Ex 15:25  Hij dan riep tot den HEERE; en de HEERE wees hem een hout, dat wierp hij in dat water; toen werd het water zoet. Aldaar stelde Hij het [volk] een inzetting en recht, en aldaar stelde Hij het op de proef, (CP[1])

Aldaar stelde Hij het [volk] een inzetting en recht. Nadat God Zijn volk door gebrek aan water had beproefd, liet Hij hen tegelijk door Zijn woord vermanen, om in het vervolg meer gewillig en gehoorzaam zich aan Zijn heerschappij te onderwerpen. Zoals de Heere tot Abraham kwam, na de geschiedenis met Hagar, om hem te vermanen oprecht voor Hem te wandelen, alzo komt de Heere hier ook tot zijn volk, om het te bepalen bij hun dure roeping, om de Heere te gehoorzamen, en om hen erop te wijzen, dat de Heere met hen zal handelen in een weg van wonderbare bewaring en van wonderbare uitredding.

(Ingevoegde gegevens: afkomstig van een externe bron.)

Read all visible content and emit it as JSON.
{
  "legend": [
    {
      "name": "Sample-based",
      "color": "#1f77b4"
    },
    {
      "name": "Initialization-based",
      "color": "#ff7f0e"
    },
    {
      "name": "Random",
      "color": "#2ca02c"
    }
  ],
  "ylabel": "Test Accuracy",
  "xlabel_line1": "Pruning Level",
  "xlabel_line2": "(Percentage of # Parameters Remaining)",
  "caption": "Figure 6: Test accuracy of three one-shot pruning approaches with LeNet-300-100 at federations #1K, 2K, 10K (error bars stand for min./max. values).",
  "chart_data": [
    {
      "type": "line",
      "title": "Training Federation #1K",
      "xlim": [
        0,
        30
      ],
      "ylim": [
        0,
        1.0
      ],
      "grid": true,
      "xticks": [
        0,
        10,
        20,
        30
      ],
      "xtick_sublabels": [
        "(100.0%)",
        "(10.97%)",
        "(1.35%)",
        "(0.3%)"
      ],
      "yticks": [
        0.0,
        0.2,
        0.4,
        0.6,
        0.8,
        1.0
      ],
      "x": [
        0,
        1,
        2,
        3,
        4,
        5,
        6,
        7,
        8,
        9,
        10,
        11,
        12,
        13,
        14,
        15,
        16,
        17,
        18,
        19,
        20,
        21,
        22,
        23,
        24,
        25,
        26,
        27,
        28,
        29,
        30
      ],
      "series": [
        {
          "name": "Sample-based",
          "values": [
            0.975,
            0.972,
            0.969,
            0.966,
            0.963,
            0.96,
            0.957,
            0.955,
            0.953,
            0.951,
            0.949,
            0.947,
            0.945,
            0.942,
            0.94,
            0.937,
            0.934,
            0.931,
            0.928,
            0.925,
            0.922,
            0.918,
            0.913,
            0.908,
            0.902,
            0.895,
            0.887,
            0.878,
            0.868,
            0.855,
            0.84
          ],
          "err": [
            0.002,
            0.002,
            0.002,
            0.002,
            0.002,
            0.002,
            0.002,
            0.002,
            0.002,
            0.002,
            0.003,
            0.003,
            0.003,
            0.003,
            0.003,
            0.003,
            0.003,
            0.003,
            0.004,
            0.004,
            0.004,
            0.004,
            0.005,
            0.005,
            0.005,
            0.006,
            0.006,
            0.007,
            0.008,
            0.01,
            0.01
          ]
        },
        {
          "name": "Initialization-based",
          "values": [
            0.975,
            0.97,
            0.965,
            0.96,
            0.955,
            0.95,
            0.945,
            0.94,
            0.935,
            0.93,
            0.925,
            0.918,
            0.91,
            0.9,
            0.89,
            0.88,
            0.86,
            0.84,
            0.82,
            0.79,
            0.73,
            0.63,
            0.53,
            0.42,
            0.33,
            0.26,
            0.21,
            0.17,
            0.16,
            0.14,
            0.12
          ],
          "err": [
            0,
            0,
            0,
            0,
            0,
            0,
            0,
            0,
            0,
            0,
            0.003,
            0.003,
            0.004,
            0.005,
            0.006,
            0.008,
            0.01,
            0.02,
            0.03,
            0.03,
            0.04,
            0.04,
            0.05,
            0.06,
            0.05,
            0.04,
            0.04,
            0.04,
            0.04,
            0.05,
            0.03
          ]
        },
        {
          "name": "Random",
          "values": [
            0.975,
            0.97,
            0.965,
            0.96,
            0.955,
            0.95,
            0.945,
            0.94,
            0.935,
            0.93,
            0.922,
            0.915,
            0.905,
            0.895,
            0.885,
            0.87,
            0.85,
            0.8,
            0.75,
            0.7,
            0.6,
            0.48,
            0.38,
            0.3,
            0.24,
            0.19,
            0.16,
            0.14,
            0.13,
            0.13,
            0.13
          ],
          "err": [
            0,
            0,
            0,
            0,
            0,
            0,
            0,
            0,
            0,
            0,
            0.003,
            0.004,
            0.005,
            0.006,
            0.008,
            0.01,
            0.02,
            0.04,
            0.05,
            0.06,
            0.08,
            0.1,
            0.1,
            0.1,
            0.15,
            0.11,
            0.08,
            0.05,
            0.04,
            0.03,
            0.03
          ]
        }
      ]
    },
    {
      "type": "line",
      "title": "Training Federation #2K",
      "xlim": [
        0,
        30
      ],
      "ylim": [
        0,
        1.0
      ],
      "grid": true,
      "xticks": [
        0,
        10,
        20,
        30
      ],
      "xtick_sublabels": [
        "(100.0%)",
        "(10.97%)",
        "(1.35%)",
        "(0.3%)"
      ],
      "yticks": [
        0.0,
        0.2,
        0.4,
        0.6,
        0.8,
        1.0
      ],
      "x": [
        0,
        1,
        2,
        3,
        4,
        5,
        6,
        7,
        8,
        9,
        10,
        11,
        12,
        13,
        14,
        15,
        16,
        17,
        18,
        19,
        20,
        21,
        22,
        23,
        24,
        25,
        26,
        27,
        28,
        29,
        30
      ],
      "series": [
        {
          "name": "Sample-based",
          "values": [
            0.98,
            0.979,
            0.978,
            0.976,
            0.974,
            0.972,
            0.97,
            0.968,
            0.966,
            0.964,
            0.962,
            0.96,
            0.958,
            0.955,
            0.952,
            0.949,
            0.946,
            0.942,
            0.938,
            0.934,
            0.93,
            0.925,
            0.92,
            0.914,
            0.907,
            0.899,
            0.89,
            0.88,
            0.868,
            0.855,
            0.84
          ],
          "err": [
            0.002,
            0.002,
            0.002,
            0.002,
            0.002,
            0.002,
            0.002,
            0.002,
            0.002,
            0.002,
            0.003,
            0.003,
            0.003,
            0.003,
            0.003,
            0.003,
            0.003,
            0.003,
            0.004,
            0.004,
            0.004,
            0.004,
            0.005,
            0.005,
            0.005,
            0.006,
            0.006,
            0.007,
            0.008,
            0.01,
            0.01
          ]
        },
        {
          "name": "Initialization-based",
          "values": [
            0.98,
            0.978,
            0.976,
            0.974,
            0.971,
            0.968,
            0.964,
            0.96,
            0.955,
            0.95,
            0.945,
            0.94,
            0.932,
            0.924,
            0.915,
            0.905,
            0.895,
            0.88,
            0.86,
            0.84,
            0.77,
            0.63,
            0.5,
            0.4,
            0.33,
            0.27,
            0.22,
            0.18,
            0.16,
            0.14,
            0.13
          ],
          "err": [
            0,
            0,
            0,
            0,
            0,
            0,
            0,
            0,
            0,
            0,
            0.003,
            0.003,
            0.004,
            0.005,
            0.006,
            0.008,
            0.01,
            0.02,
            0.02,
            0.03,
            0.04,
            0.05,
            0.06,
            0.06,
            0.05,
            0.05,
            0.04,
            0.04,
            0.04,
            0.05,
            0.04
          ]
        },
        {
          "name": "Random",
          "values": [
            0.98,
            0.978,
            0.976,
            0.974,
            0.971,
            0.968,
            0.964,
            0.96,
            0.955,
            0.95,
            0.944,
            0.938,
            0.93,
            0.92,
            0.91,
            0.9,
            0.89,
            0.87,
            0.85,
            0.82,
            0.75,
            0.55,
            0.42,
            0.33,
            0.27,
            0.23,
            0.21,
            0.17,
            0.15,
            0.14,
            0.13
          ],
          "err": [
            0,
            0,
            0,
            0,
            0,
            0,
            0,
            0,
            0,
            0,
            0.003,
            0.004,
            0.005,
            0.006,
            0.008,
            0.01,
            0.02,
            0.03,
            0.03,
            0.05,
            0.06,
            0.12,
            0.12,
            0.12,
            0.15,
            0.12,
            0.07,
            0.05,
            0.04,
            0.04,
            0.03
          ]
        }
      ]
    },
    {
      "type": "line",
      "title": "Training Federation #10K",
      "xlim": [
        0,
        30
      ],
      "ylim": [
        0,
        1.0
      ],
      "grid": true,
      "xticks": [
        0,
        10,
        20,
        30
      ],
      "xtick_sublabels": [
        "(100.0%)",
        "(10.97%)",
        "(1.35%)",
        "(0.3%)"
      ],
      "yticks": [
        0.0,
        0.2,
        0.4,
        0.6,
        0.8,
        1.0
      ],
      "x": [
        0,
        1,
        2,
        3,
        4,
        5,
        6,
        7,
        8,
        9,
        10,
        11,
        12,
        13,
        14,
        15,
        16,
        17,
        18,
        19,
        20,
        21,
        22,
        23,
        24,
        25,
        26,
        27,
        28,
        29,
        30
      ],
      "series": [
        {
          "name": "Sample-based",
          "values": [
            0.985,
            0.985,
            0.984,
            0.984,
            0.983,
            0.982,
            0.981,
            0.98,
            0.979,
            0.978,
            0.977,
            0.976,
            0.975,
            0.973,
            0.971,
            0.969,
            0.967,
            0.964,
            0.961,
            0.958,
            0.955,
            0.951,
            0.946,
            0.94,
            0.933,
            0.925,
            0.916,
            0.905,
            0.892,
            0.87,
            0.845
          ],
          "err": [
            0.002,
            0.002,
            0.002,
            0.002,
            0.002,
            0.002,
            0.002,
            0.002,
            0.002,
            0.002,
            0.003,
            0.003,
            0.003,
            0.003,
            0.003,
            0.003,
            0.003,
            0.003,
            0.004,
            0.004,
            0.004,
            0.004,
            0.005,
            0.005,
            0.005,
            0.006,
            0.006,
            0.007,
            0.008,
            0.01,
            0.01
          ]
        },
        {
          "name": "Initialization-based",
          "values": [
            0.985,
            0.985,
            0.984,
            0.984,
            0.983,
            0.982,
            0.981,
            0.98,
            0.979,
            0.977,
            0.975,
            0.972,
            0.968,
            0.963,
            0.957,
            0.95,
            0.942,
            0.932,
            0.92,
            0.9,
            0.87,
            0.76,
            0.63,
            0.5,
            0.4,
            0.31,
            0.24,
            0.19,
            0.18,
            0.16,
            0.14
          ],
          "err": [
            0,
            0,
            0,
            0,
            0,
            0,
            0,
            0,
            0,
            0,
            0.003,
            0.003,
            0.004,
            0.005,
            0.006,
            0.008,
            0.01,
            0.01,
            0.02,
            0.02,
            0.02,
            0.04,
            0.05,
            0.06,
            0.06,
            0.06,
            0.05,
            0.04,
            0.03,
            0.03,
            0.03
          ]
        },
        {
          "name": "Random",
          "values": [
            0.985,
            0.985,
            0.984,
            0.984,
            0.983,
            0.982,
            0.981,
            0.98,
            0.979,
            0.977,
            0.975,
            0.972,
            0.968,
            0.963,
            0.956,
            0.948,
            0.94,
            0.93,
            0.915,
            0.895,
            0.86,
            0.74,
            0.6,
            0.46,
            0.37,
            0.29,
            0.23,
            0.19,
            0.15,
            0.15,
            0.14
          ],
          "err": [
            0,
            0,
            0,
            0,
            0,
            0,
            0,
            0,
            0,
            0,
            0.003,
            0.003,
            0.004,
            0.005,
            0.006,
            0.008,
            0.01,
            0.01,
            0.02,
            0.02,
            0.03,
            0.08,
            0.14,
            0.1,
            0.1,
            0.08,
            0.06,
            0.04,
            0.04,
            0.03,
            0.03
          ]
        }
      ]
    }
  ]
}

Aldaar stelde Hij het op de proef. Waren de Israëlieten, nu zij zich van het juk van de Egyptische dienstbaarheid verlost zagen, geneigd om Hem te dienen, en zich te enenmale op Zijn voorzienigheid te verlaten, of waren zij anders gezind?

Bron

Karl August Dächsel; F. P. L. C. van Lingen; H. van Griethuijsen, Antz. et al, Bijbel, of De geheele Heilige Schrift, bevattende al de kanonieke boeken van het Oude en Nieuwe Testament (volgens de Staten-overzetting): met in den tekst ingelaschte verklaringen en aanmerkingen van de beroemdste godgeleerden uit alle tijden (Kampen: Bos, 1893-1901), commentaar op Ex. 15:25. Enige tekst hiervan is onder wijziging verwerkt op 16 juli 2021.

Voetnoot

  1. 1,0 1,1 1,2 Hertaling of vertaling door Christipedia, uitgaande van de Statenvertaling.